| Bayside Gables Homeowners v Azzizi |
| 2022 NY Slip Op 22258 [76 Misc 3d 7] |
| Accepted for Miscellaneous Reports Publication |
| Supreme Court, Appellate Term, Second Department, 2d, 11th and 13th Judicial Districts |
| Published by New York State Law Reporting Bureau pursuant to Judiciary Law § 431. |
| As corrected through Wednesday, October 12, 2022 |
| Bayside Gables Homeowners, Respondent, v Farad Azzizi, Appellant. |
Supreme Court, Appellate Term, Second Department, 2d, 11th and 13th Judicial Districts, July 22, 2022
Farad Azzizi, appellant pro se.
Bayside Gables Homeowners, respondent pro se.
Ordered that the judgment is reversed, without costs, and the matter is remitted to the Civil Court for a new trial.
In this small claims action, insofar as relevant to this appeal, plaintiff, an incorporated homeowners' association, seeks to recover "homeowners security dues" for the period from 2008 through 2014. Defendant opposed plaintiff's claim, contending that, because plaintiff had lost a 2007 small claims case in which it sought security dues from him for 2007, it was barred from seeking security dues for subsequent periods. Defendant separately argued that plaintiff lacked the authority to charge him for security dues, at least in part because there had been no provision for security dues in the homeowners' association's governing documents when defendant acquired his home. Plaintiff countered that it was authorized by its amended declaration to charge security dues, and that the prior action, which had been tried by a small claims arbitrator, had been wrongly decided. Following the trial, the Civil Court awarded judgment to plaintiff in the principal sum of $3,325.
[*2]In a small claims action, our review is limited to a determination of whether "substantial justice has . . . been done between the parties according to the rules and principles of substantive law" (CCA 1807; see 1804; Ross v Friedman, 269 AD2d 584 [2000]; Williams v Roper, 269 AD2d 125, 126 [2000]). The arbitrator's award in the 2007 small claims action only barred plaintiff from bringing claims which could have been brought in that action (see CCA 1808; see also Simmons v Trans Express Inc., 37 NY3d 107, 110, 115 [2021]; cf. Mitchell v TD Ameritrade, 71 Misc 3d 134[A], 2021 NY Slip Op 50360[U] {**76 Misc 3d at 9}[App Term, 2d Dept, 2d, 11th & 13th Jud Dists 2021]; Silva v Lee, 55 Misc 3d 128[A], 2017 NY Slip Op 50369[U] [App Term, 2d Dept, 2d, 11th & 13th Jud Dists 2017]). The award did not have collateral estoppel or issue preclusive effect (see Simmons v Trans Express Inc., 37 NY3d at 113-115), and thus did not bar plaintiff from bringing the present claim for security dues for the period from 2008 through 2014, even though it had previously sought, and failed to obtain, a recovery for earlier accrued security dues.
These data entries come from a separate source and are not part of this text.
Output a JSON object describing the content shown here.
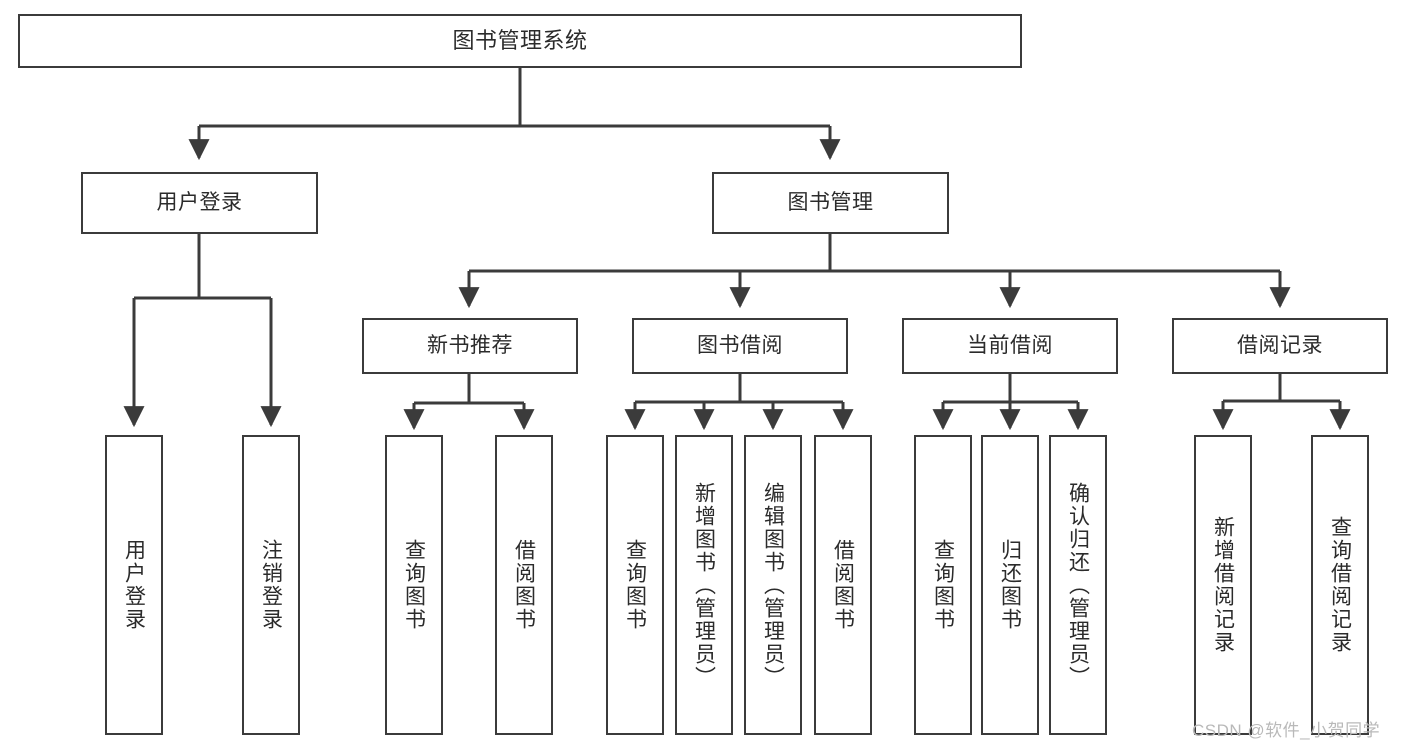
{
  "diagram": {
    "type": "tree-hierarchy-diagram",
    "title": "图书管理系统",
    "levels": 4,
    "root": {
      "id": "root",
      "label": "图书管理系统",
      "orientation": "horizontal"
    },
    "level1": [
      {
        "id": "user-login",
        "label": "用户登录",
        "orientation": "horizontal"
      },
      {
        "id": "book-management",
        "label": "图书管理",
        "orientation": "horizontal"
      }
    ],
    "level2": [
      {
        "id": "new-book-recommend",
        "label": "新书推荐",
        "parent": "book-management",
        "orientation": "horizontal"
      },
      {
        "id": "book-borrow",
        "label": "图书借阅",
        "parent": "book-management",
        "orientation": "horizontal"
      },
      {
        "id": "current-borrow",
        "label": "当前借阅",
        "parent": "book-management",
        "orientation": "horizontal"
      },
      {
        "id": "borrow-record",
        "label": "借阅记录",
        "parent": "book-management",
        "orientation": "horizontal"
      }
    ],
    "leaves": [
      {
        "id": "leaf-user-login",
        "label": "用户登录",
        "parent": "user-login",
        "orientation": "vertical"
      },
      {
        "id": "leaf-logout",
        "label": "注销登录",
        "parent": "user-login",
        "orientation": "vertical"
      },
      {
        "id": "leaf-query-book-1",
        "label": "查询图书",
        "parent": "new-book-recommend",
        "orientation": "vertical"
      },
      {
        "id": "leaf-borrow-book-1",
        "label": "借阅图书",
        "parent": "new-book-recommend",
        "orientation": "vertical"
      },
      {
        "id": "leaf-query-book-2",
        "label": "查询图书",
        "parent": "book-borrow",
        "orientation": "vertical"
      },
      {
        "id": "leaf-add-book",
        "label": "新增图书（管理员）",
        "parent": "book-borrow",
        "orientation": "vertical"
      },
      {
        "id": "leaf-edit-book",
        "label": "编辑图书（管理员）",
        "parent": "book-borrow",
        "orientation": "vertical"
      },
      {
        "id": "leaf-borrow-book-2",
        "label": "借阅图书",
        "parent": "book-borrow",
        "orientation": "vertical"
      },
      {
        "id": "leaf-query-book-3",
        "label": "查询图书",
        "parent": "current-borrow",
        "orientation": "vertical"
      },
      {
        "id": "leaf-return-book",
        "label": "归还图书",
        "parent": "current-borrow",
        "orientation": "vertical"
      },
      {
        "id": "leaf-confirm-return",
        "label": "确认归还（管理员）",
        "parent": "current-borrow",
        "orientation": "vertical"
      },
      {
        "id": "leaf-add-record",
        "label": "新增借阅记录",
        "parent": "borrow-record",
        "orientation": "vertical"
      },
      {
        "id": "leaf-query-record",
        "label": "查询借阅记录",
        "parent": "borrow-record",
        "orientation": "vertical"
      }
    ]
  },
  "watermark": {
    "text": "CSDN @软件_小贺同学"
  },
  "colors": {
    "stroke": "#3b3b3b",
    "fill": "#ffffff",
    "text": "#2b2b2b",
    "watermark": "#b9b9b9"
  }
}
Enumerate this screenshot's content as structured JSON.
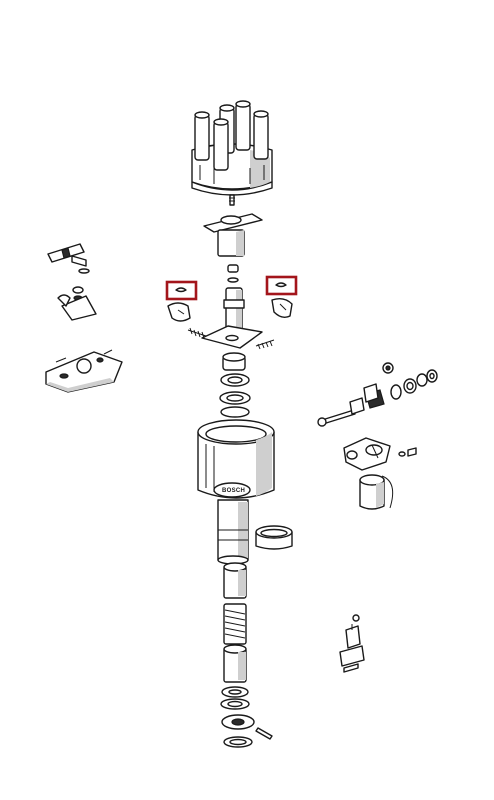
{
  "diagram": {
    "brand_label": "BOSCH",
    "highlight_color": "#a3151b",
    "ink_color": "#1a1a1a",
    "highlighted_parts": [
      "left-spring-clip",
      "right-spring-clip"
    ]
  }
}
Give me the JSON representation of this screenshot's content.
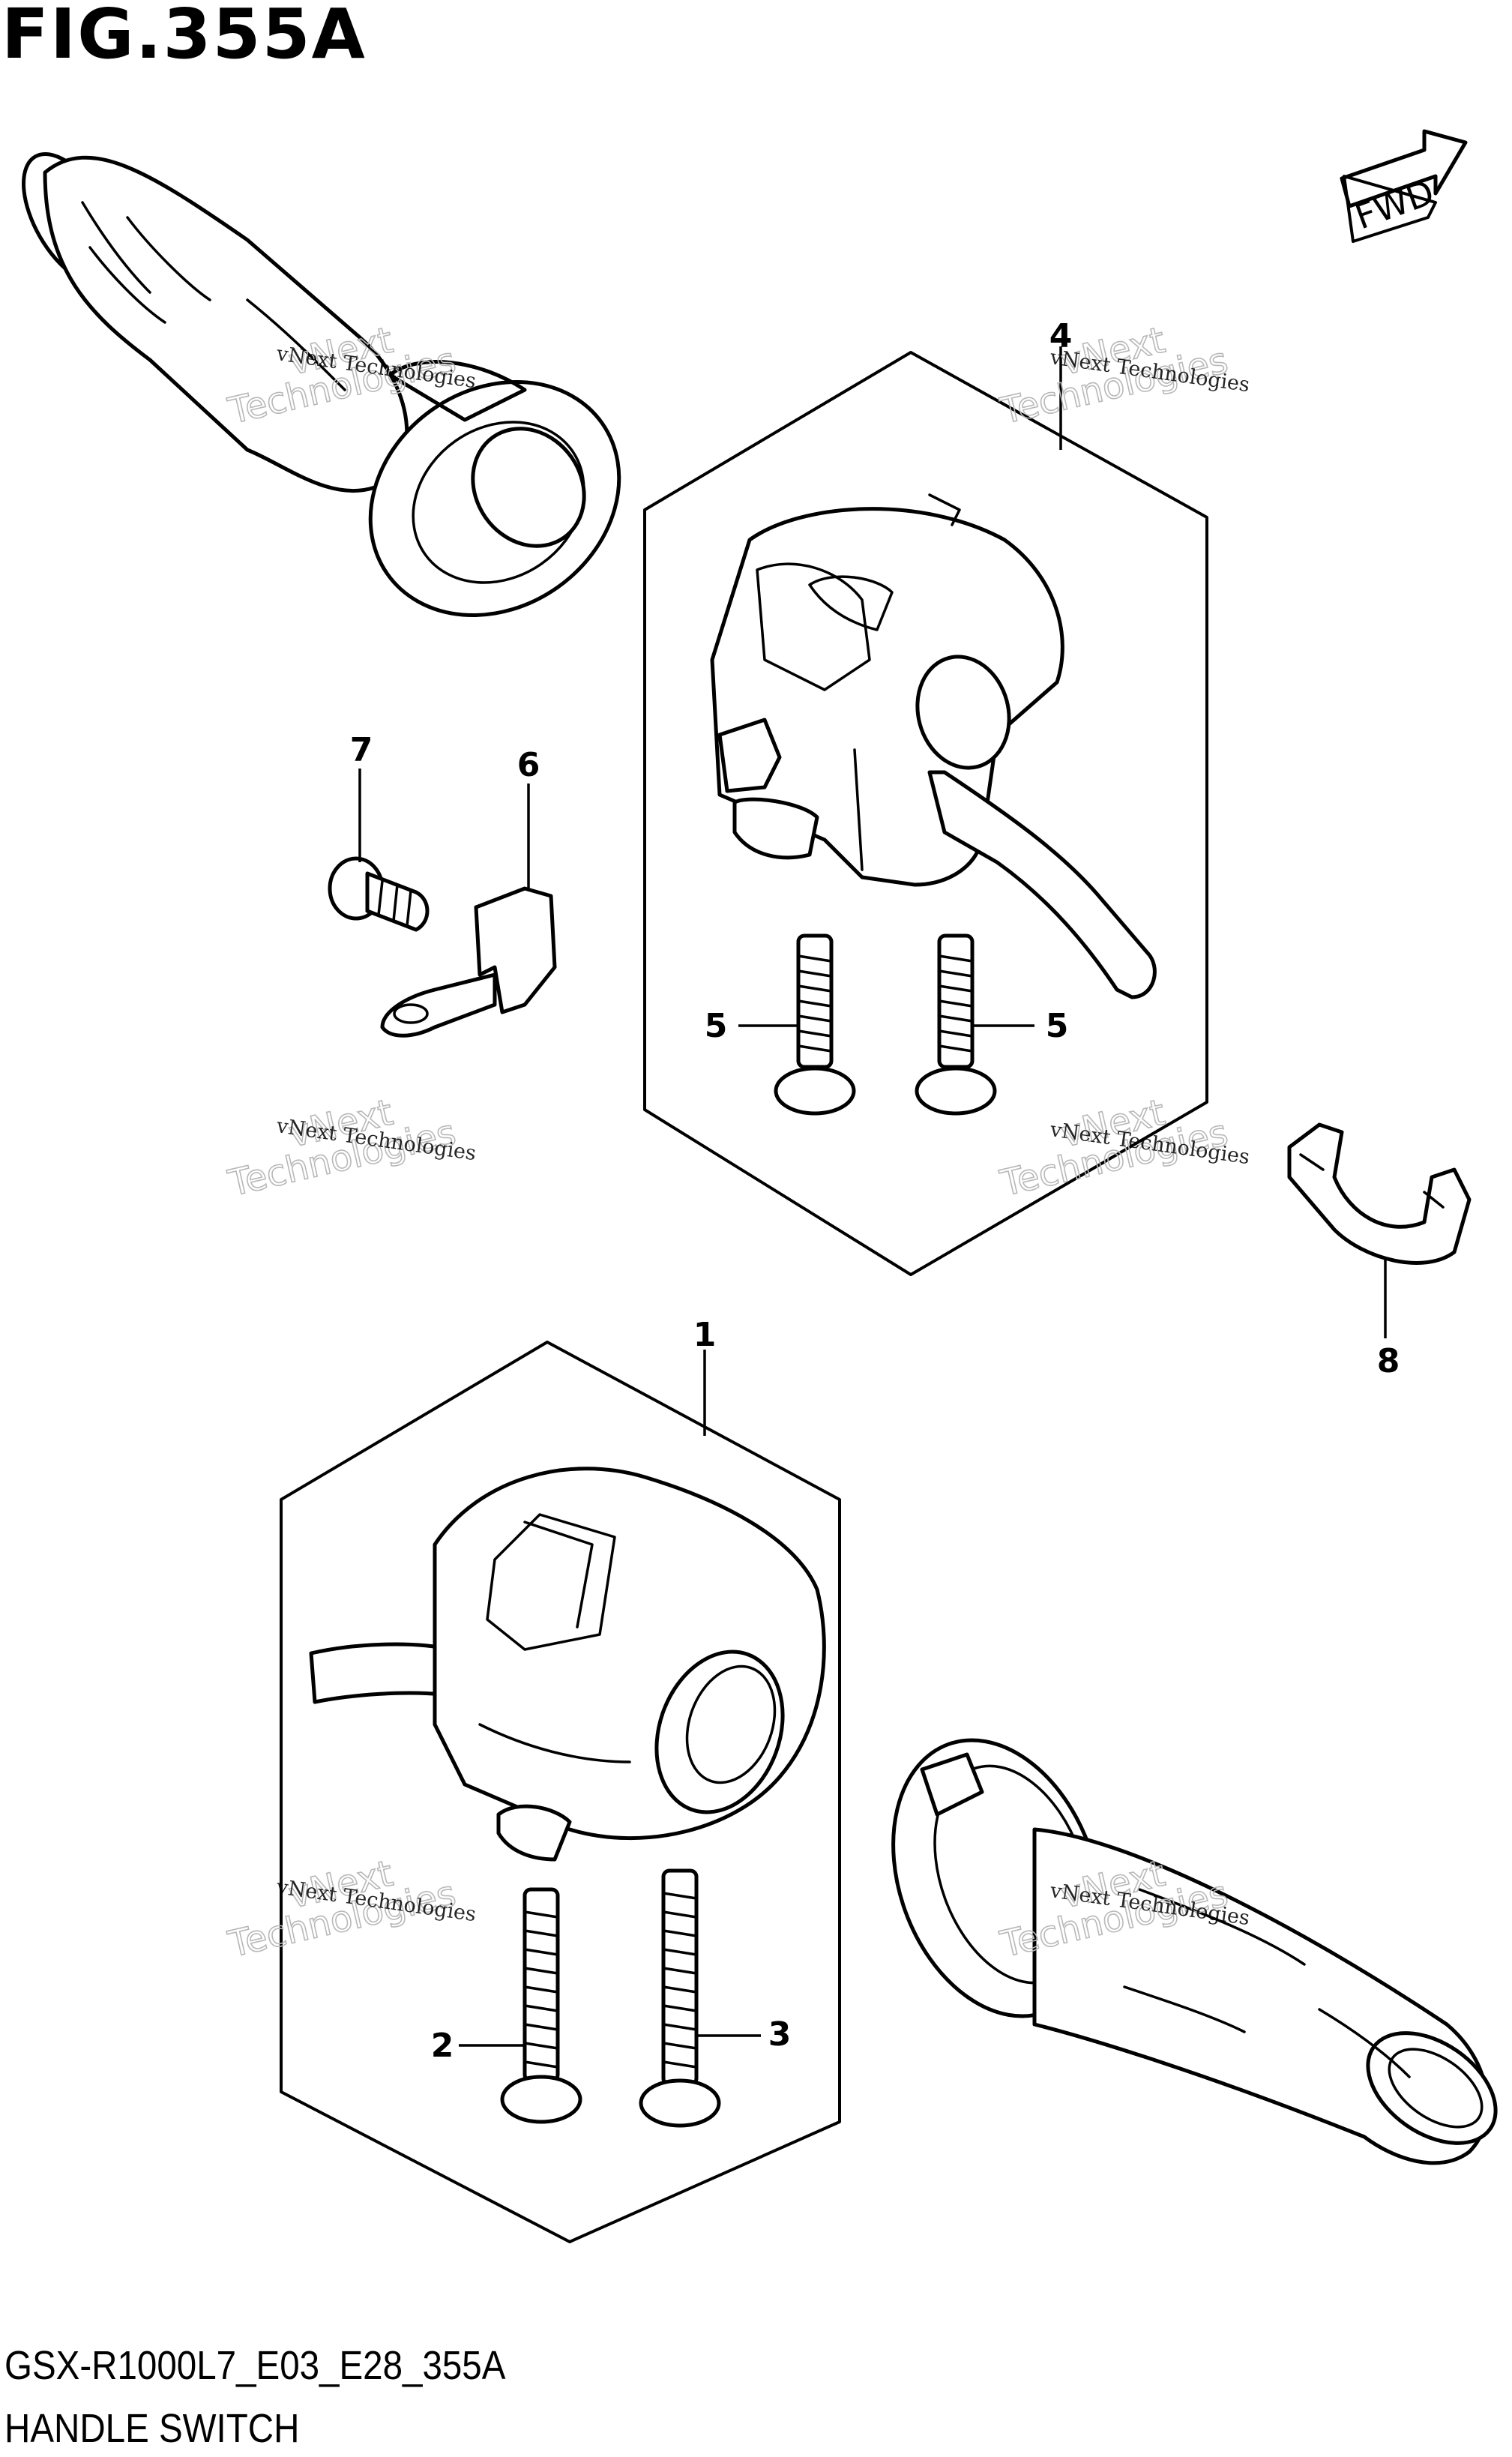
{
  "figure": {
    "title": "FIG.355A",
    "code": "GSX-R1000L7_E03_E28_355A",
    "name": "HANDLE SWITCH"
  },
  "direction_badge": "FWD",
  "callouts": [
    "1",
    "2",
    "3",
    "4",
    "5",
    "6",
    "7",
    "8"
  ],
  "watermark": {
    "line1": "vNext Technologies",
    "line2": "vNext",
    "line3": "Technologies"
  }
}
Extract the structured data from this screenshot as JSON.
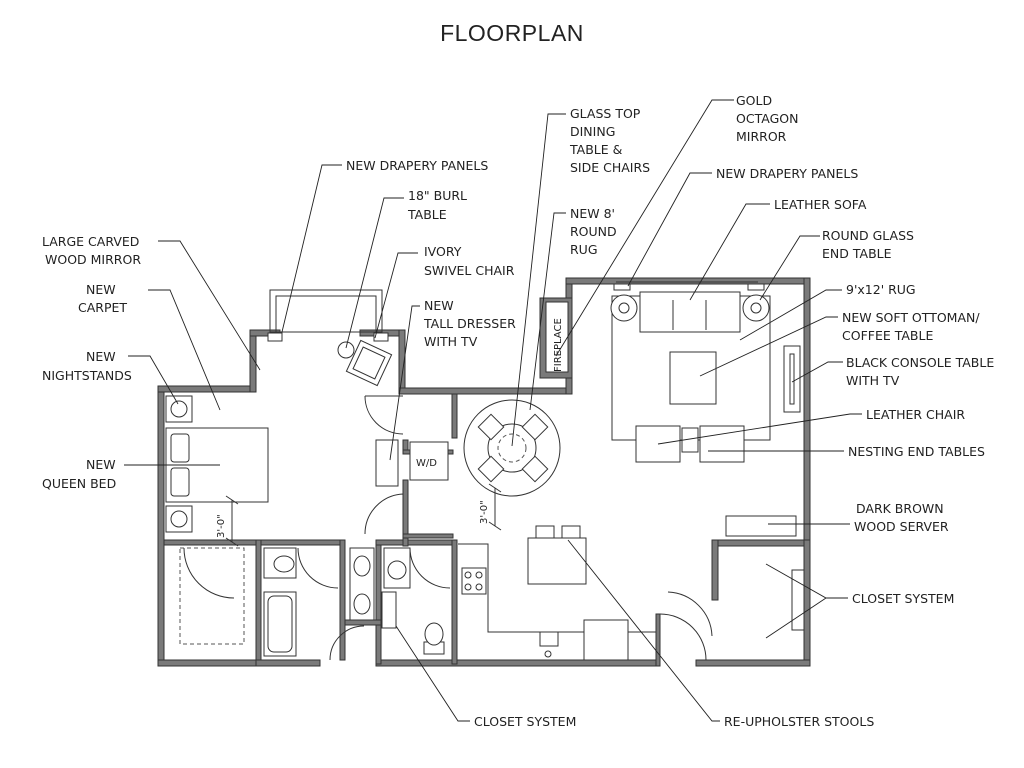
{
  "title": "FLOORPLAN",
  "labels": {
    "new_drapery_panels_left": "NEW DRAPERY PANELS",
    "burl_table_1": "18\" BURL",
    "burl_table_2": "TABLE",
    "swivel_chair_1": "IVORY",
    "swivel_chair_2": "SWIVEL CHAIR",
    "carved_mirror_1": "LARGE CARVED",
    "carved_mirror_2": "WOOD MIRROR",
    "new_carpet_1": "NEW",
    "new_carpet_2": "CARPET",
    "tall_dresser_1": "NEW",
    "tall_dresser_2": "TALL DRESSER",
    "tall_dresser_3": "WITH TV",
    "nightstands_1": "NEW",
    "nightstands_2": "NIGHTSTANDS",
    "queen_bed_1": "NEW",
    "queen_bed_2": "QUEEN BED",
    "dining_1": "GLASS TOP",
    "dining_2": "DINING",
    "dining_3": "TABLE &",
    "dining_4": "SIDE CHAIRS",
    "round_rug_1": "NEW 8'",
    "round_rug_2": "ROUND",
    "round_rug_3": "RUG",
    "octagon_mirror_1": "GOLD",
    "octagon_mirror_2": "OCTAGON",
    "octagon_mirror_3": "MIRROR",
    "new_drapery_panels_right": "NEW DRAPERY PANELS",
    "leather_sofa": "LEATHER SOFA",
    "end_table_1": "ROUND GLASS",
    "end_table_2": "END TABLE",
    "rug_9x12": "9'x12' RUG",
    "ottoman_1": "NEW SOFT OTTOMAN/",
    "ottoman_2": "COFFEE TABLE",
    "console_1": "BLACK CONSOLE TABLE",
    "console_2": "WITH TV",
    "leather_chair": "LEATHER CHAIR",
    "nesting_tables": "NESTING END TABLES",
    "server_1": "DARK BROWN",
    "server_2": "WOOD SERVER",
    "closet_right": "CLOSET SYSTEM",
    "closet_bottom": "CLOSET SYSTEM",
    "stools": "RE-UPHOLSTER STOOLS",
    "fireplace": "FIREPLACE",
    "wd": "W/D",
    "dim_left": "3'-0\"",
    "dim_center": "3'-0\""
  }
}
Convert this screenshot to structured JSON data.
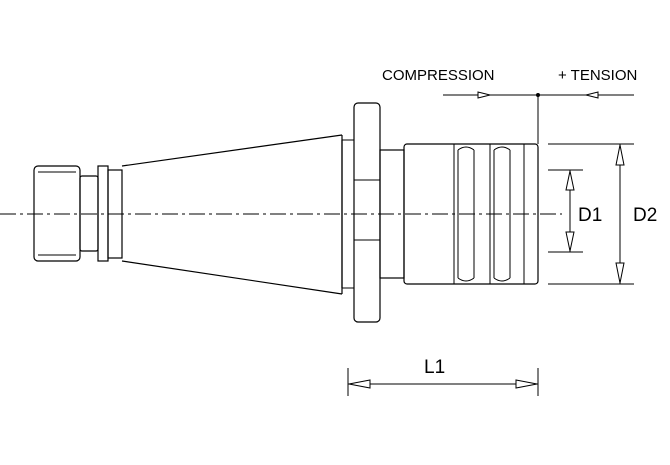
{
  "labels": {
    "compression": "COMPRESSION",
    "tension": "+ TENSION",
    "d1": "D1",
    "d2": "D2",
    "l1": "L1"
  }
}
"In reviewing the actions of a homeowners' association, a court should apply the business judgment rule and should limit its inquiry to whether the action was authorized and whether it was taken in good faith and in furtherance of the legitimate interests of the association" (19 Pond, Inc. v Goldens Bridge Community Assn., Inc., 142 AD3d 969, 970 [2016]; see also Matter of Levandusky v One Fifth Ave. Apt. Corp., 75 NY2d 530, 538 [1990]; Ives v Fieldpoint Community Assn., Inc., 197 AD3d 1248, 1250-1251 [2021]; Matter of Beckerman v Lattingtown Harbor Prop. Owners Assn., Inc., 183 AD3d 821, 823 [2020]; Matter of Curlin v Clove Lane Homeowners Assn., Inc., 153 AD3d 922, 924-925 [2017]; Chow v Fieldpoint Community Assn., 71 Misc 3d 128[A], 2021 NY Slip Op 50237[U] [App Term, 2d Dept, 9th & 10th Jud Dists 2021]). Plaintiff introduced into evidence documents upon which the Civil Court relied in determining this matter. These documents were not included in the appellate record and plaintiff's attorney failed to provide them to this court upon request. As they are necessary for our review, the record is inadequate to determine whether the judgment rendered substantial justice between the parties according to the rules and principles of substantive law (see Ceresa v Segundo's Landscaping & Contr., 11 Misc 3d 132[A], 2006 NY Slip Op 50350[U] [App Term, 2d Dept, 9th & 10th Jud Dists 2006]). Consequently, a new trial is required.
Accordingly, the judgment is reversed and the matter is remitted to the Civil Court for a new trial.
Weston, J.P., Toussaint and Buggs, JJ., concur.